Il ritardo dello sposo è la punta della parabola . … vero e proprio trauma per le prime generazioni cristiane. … l’ora di Dio non sempre coincide con la nostra ora. Ma il suo ritardare è grazia per noi. Con l’attesa può crescere e diventare più vivo il nostro desiderio di lui e la sua assenza può diventarci salutarmente insopportabile. Intanto, mentre aspettiamo, possiamo purificarci, prepararci meglio all’incontro: il tempo, vuoto di per sé, c’è dato proprio per questo. E possiamo anche, se è a una festa di nozze che dobbiamo andare, vestirci degli abiti della festa smettendo quelli logori della fatica e del pianto” (P. Mari).
Dobbiamo vivere in modo cristiano il tempo presente come tempo dell’attesa, come suggerisce l’apostolo Paolo: «Vigilate attentamente sulla vostra condotta, comportandovi non da stolti, ma da uomini saggi; profittando del tempo presente…» (Efesini 5, 15-16). E ciò avviene quando si coniugano assieme la prontezza e la costanza: la prontezza perché il Signore può giungere in ogni momento e la costanza perché il Signore può tardare a lungo. ( T&T)
E noi attendiamo ancora il Veniente oppure – come affermava Ignazio Silone – abbiamo per la sua venuta lo stesso entusiasmo di quelli che aspettano l’autobus alla fermata? “… … La vigilanza è la matrice di ogni virtù umana e cristiana, è il sale di tutto l’agire, è la luce del pensare, ascoltare e parlare di ogni umano. (E. Bianchi )
Il Signore potrà venire in qualunque momento, e anche il sonno della morte non ci spaventa, perché abbiamo la riserva di olio, accumulata con le opere buone di ogni giorno. ( Papa Francesco)
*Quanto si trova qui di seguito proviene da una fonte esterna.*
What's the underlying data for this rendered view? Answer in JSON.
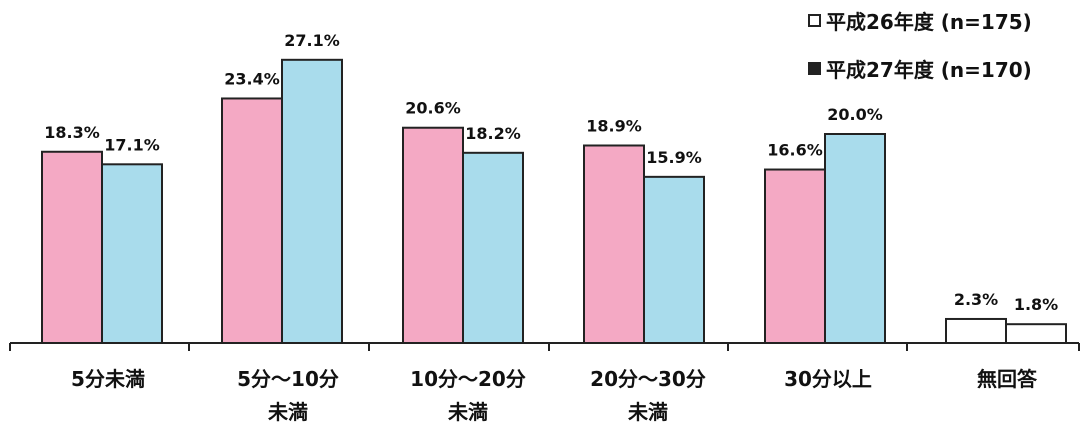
{
  "chart_data": {
    "type": "bar",
    "categories": [
      "5分未満",
      "5分～10分\n未満",
      "10分～20分\n未満",
      "20分～30分\n未満",
      "30分以上",
      "無回答"
    ],
    "series": [
      {
        "name": "平成26年度 (n=175)",
        "values": [
          18.3,
          23.4,
          20.6,
          18.9,
          16.6,
          2.3
        ],
        "labels": [
          "18.3%",
          "23.4%",
          "20.6%",
          "18.9%",
          "16.6%",
          "2.3%"
        ]
      },
      {
        "name": "平成27年度 (n=170)",
        "values": [
          17.1,
          27.1,
          18.2,
          15.9,
          20.0,
          1.8
        ],
        "labels": [
          "17.1%",
          "27.1%",
          "18.2%",
          "15.9%",
          "20.0%",
          "1.8%"
        ]
      }
    ],
    "ylim": [
      0,
      30
    ],
    "legend_position": "top-right",
    "colors": {
      "series1": "#f4a9c4",
      "series2": "#a9dcec",
      "no_answer": "#ffffff",
      "outline": "#222222",
      "axis": "#222222"
    }
  }
}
Al termine di questa riflessione le parole di S. Agostino : “«Le cinque vergini prudenti andarono (incontro allo sposo) ed entrarono (nella sala). Siete molti, fratelli miei, che vi chiamate cristiani; magari ci fossero fra voi quelle cinque prudenti, ma non dovete essere solo cinque di numero. Ci siano tra voi persone come le cinque vergini sagge, appartenenti cioè alla saggezza raffigurata dal numero cinque.” (Discorso 93, 10.17).